Labour’s stated policy is a prescription for national destruction, but the optimist in me says that it will run aground on the shoals of reality before too much damage is done. This depends, as I may have mentioned before, on the extent to which we the great unwashed will swallow the gaslighting BS that they are shovelling down our throats. What we believe causes our woes – whether some external force or government policy – is a key matter for the country. You already know that I believe that, when it comes to climate change, the “cure” is worse than the disease. The disease is mild, and the cure is no cure at all, but poison. Alas too few are persuaded of that view for now. Too many fall for the seductive idea that because wind turbines produce free electricity, then the more of them you have, the cheaper electricity becomes. This is a completely wrong idea, but the germ of truth that it holds appears to have the power to override more complex arguments around what a civilised nation requires from its electricity grid. I expect Labour to quadruple down on stupid, but there are a couple of other factors here. The first is that there is no magic wand that can instantly produce serried ranks of wind turbines up hill and down dale. Even a manic approach to renewables will produce pain that escalates only gradually. The second point is the corollary of the first: as the roll out is slow, as the difficulty of hiding the true drivers of our woes grows slowly, slow will be the dawning of the realisation that we are sawing off the branch we are sitting on.

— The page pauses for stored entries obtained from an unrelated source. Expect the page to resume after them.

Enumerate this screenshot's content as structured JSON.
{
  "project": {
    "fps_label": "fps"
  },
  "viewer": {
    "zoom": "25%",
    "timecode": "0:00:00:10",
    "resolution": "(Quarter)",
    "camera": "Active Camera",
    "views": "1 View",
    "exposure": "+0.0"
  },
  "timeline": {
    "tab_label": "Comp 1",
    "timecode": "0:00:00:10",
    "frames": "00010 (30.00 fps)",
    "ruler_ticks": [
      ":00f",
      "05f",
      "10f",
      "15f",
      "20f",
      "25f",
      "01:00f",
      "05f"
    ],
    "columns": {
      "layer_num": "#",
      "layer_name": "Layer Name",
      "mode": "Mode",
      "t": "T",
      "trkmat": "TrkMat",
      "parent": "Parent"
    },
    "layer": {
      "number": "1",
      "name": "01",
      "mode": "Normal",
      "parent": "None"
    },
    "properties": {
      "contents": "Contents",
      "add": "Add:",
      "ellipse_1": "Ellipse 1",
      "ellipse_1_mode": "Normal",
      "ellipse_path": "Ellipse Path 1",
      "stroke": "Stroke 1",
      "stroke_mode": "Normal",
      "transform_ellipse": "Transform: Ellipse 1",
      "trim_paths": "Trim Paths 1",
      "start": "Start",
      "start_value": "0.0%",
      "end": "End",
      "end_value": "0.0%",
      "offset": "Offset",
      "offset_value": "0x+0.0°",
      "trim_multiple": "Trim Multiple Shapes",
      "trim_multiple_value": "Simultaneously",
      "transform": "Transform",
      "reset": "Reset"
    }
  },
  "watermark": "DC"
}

Earlier crunches are inbound, and we know that whenever people are personally affected by Net Zero BS, they begin to oppose it. A generalised and theoretical approval of the goal of Net Zero becomes a particular and concrete opposition to at least one part of it when each of us realises that our part in all this is not as a mere bystander. The challenge for sceptics is to help people to connect the dots. What are the earlier crunches? We have the boiler tax, where because boiler manufacturers are going to be fined if they do not meet their quota of heat pumps, they will be forced to cross-subsidise heat pumps by upping the price of gas boilers – i.e. the heating systems people actually want to buy. It may only be a few hundred quid initially, but even this may have an effect on public opinion disproportionate to its effect on folks’ pockets. So far the true costs of climate policy to the ordinary punter have been kept well hidden. In 2024 it can be hidden no more. Now at last it comes to the fore.

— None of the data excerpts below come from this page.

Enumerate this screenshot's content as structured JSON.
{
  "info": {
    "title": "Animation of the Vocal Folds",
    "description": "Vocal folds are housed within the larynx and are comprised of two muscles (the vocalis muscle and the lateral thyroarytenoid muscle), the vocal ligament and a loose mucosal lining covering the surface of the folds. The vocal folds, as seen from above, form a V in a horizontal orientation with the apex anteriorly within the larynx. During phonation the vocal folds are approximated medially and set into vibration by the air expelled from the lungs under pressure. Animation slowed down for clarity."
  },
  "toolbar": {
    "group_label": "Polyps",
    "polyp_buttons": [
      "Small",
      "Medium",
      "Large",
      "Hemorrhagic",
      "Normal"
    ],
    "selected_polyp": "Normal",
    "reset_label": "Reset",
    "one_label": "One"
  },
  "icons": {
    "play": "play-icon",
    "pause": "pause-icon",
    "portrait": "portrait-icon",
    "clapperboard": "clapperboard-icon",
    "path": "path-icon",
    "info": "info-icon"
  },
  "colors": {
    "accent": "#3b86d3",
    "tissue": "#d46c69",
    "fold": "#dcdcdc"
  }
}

At the same time as the advent of the boiler tax, we will have the ICE vehicle tax – a rather more daunting 15 grand for each vehicle beyond the manufacturer’s quota. By how much manufacturers will be over, and how much they plan to cross-subsidise their EVs is to me an imponderable matter for now. It may be that small petrol cars will be wiped out by the policy. But again the hit on folks’ pockets and freedoms will be impossible to keep hidden.

My prediction: by the end of next year we in the UK will be in a worse position climate policy-wise than we are now, and there will as yet be little gain in momentum for a change of course. I think there will be glimmers of hope. As they say, hope dies last. Which means I think that good sense will win out in the end, even if it takes a hell of a kicking along the way.

Please do append your predictions for 2024, particularly if mine seem off beam.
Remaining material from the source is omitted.